2. AI-ready content
Having AI-ready content is another technical hurdle to clear for being ready for AI. Content needs to be curated for high-quality AI output.
“There are layers to developing the appropriate corpus of data,” Davis said. “Each piece of a document needs to be broken out and sent for training. This creates embeddings that are used downstream in the gen AI space. It’s a process that organizations need to understand and be ready for.”
For example, if an HR department were readying its content for an AI-powered platform, it might identify certain records with bad labels or poor tagging to leave out. Once the quality content is loaded in, the model’s algorithm will run, the team can train the system by ranking output and the AI starts to understand what the content intentions are. Then, it can start improving on its own.
3. Governance
Governance overlaps both states of technical readiness and business readiness. Organizations have a great responsibility when it comes to governing AI. From monitoring data access and detecting malicious incursions to ensuring responsible AI practices throughout the organization, having strict standards enables organizations to implement AI safely and securely.
When incorporating AI into products and daily operations, organizations should develop clear guidelines for product teams and employees to mitigate AI-related risks in different aspects of the business.
An AI council can also help oversee the incorporation and implementation of AI, and ensure that guidelines reflect technological advancements and law changes.
Adhering to an organization's security and compliance standards is essential. Given AI's heavy reliance on data, having robust policies and the right technical tools in place provide a strong foundation for a secure AI implementation.
4. Ethics
“Ethics is something we take very seriously,” Davis said. “You need to have an ethical foundation in place — it’s critical to deliver on responsible AI.”
Davis said ethics is a common point of concern among customers and in RFPs.
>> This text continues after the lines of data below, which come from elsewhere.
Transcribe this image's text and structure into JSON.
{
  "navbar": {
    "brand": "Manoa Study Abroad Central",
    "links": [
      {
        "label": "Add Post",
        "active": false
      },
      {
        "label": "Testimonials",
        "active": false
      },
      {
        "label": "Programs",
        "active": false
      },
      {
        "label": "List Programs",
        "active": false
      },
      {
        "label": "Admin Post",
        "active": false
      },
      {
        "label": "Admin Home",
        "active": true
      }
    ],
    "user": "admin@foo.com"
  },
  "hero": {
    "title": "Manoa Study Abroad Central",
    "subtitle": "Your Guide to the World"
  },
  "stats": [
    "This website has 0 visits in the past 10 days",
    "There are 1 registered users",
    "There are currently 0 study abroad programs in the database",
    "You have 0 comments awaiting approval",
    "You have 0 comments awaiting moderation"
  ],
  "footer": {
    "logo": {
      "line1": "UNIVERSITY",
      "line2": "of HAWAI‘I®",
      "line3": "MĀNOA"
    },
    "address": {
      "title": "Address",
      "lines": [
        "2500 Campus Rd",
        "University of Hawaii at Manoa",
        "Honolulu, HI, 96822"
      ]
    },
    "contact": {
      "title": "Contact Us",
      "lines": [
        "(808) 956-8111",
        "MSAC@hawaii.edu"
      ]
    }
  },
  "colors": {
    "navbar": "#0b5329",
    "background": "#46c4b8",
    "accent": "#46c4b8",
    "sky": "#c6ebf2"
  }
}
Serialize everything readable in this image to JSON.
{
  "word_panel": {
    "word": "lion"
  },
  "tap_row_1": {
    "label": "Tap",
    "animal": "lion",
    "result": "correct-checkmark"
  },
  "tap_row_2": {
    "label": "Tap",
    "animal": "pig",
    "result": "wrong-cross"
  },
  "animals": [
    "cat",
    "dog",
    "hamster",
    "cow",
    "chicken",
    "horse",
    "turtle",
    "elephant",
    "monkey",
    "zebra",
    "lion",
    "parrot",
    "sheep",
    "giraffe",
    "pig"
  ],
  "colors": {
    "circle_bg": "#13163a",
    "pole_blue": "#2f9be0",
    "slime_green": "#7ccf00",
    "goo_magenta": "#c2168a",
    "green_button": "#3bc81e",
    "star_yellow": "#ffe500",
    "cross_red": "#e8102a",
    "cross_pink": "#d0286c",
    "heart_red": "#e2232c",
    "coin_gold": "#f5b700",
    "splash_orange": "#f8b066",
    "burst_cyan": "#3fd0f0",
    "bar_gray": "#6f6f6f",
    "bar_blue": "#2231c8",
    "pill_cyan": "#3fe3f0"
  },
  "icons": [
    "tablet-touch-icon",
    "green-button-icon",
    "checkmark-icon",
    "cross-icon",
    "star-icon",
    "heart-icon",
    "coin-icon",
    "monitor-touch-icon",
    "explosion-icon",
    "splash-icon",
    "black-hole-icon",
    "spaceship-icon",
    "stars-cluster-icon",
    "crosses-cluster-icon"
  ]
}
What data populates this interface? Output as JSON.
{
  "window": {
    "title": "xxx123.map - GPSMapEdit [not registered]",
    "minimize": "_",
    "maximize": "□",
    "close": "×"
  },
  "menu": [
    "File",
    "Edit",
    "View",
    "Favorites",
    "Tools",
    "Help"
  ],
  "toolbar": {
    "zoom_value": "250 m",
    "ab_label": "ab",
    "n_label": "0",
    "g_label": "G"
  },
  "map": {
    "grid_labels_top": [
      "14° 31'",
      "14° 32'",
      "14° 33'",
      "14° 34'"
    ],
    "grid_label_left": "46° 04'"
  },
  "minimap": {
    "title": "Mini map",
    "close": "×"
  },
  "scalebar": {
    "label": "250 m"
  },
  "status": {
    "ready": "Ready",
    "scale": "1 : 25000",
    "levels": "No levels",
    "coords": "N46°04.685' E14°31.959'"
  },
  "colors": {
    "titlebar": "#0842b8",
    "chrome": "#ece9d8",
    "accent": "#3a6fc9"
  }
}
Honesty, bias and explainability are all facets of this component of business readiness.
“If an AI engine is going to make a decision or a recommendation, customers need to be able to understand how it came to that conclusion and what benchmarks and evaluations are showing these conclusions as accurate,” Davis said. “Being ready from an ethics standpoint means having guardrails in place.”
Hyland’s AI standards include transparency, data ownership, honesty, verifiable results, privacy and security, and governance.
AI-ready businesses can support quality AI outputs with ethical data, as well as monitor for things like bias. AI models also need to be able to defend against situations in which users might try to use disingenuous prompts to receive information they shouldn’t have access to.
The implications are very real for many industries, notably financial services, insurance and higher ed. From historical redlining practices in lending to fraudulent insurance claims and student evaluations, the stakes are high, and the data that feeds an AI model must be protected against bias and tainted data.
5. Skills
With AI capabilities popping up across new and familiar technologies in every industry, organizations can’t fully realize their AI ambitions without the right people to take them to the finish line. The competition for AI skills talent is fierce and has created a talent gap ranging from engineering and data scientists to business users who need leverageable AI know-how. Organizations are eager to bring on highly trained faces, but AI experts point to upskilling as another route.
“We believe everyone in the organization needs to be leveled up from a knowledge perspective on AI,” Davis said. “We're going to see businesses focus more on budgets, as well as the effort and time it takes to level up their employees, so they are able to take advantage of AI and use it to get an ROI.”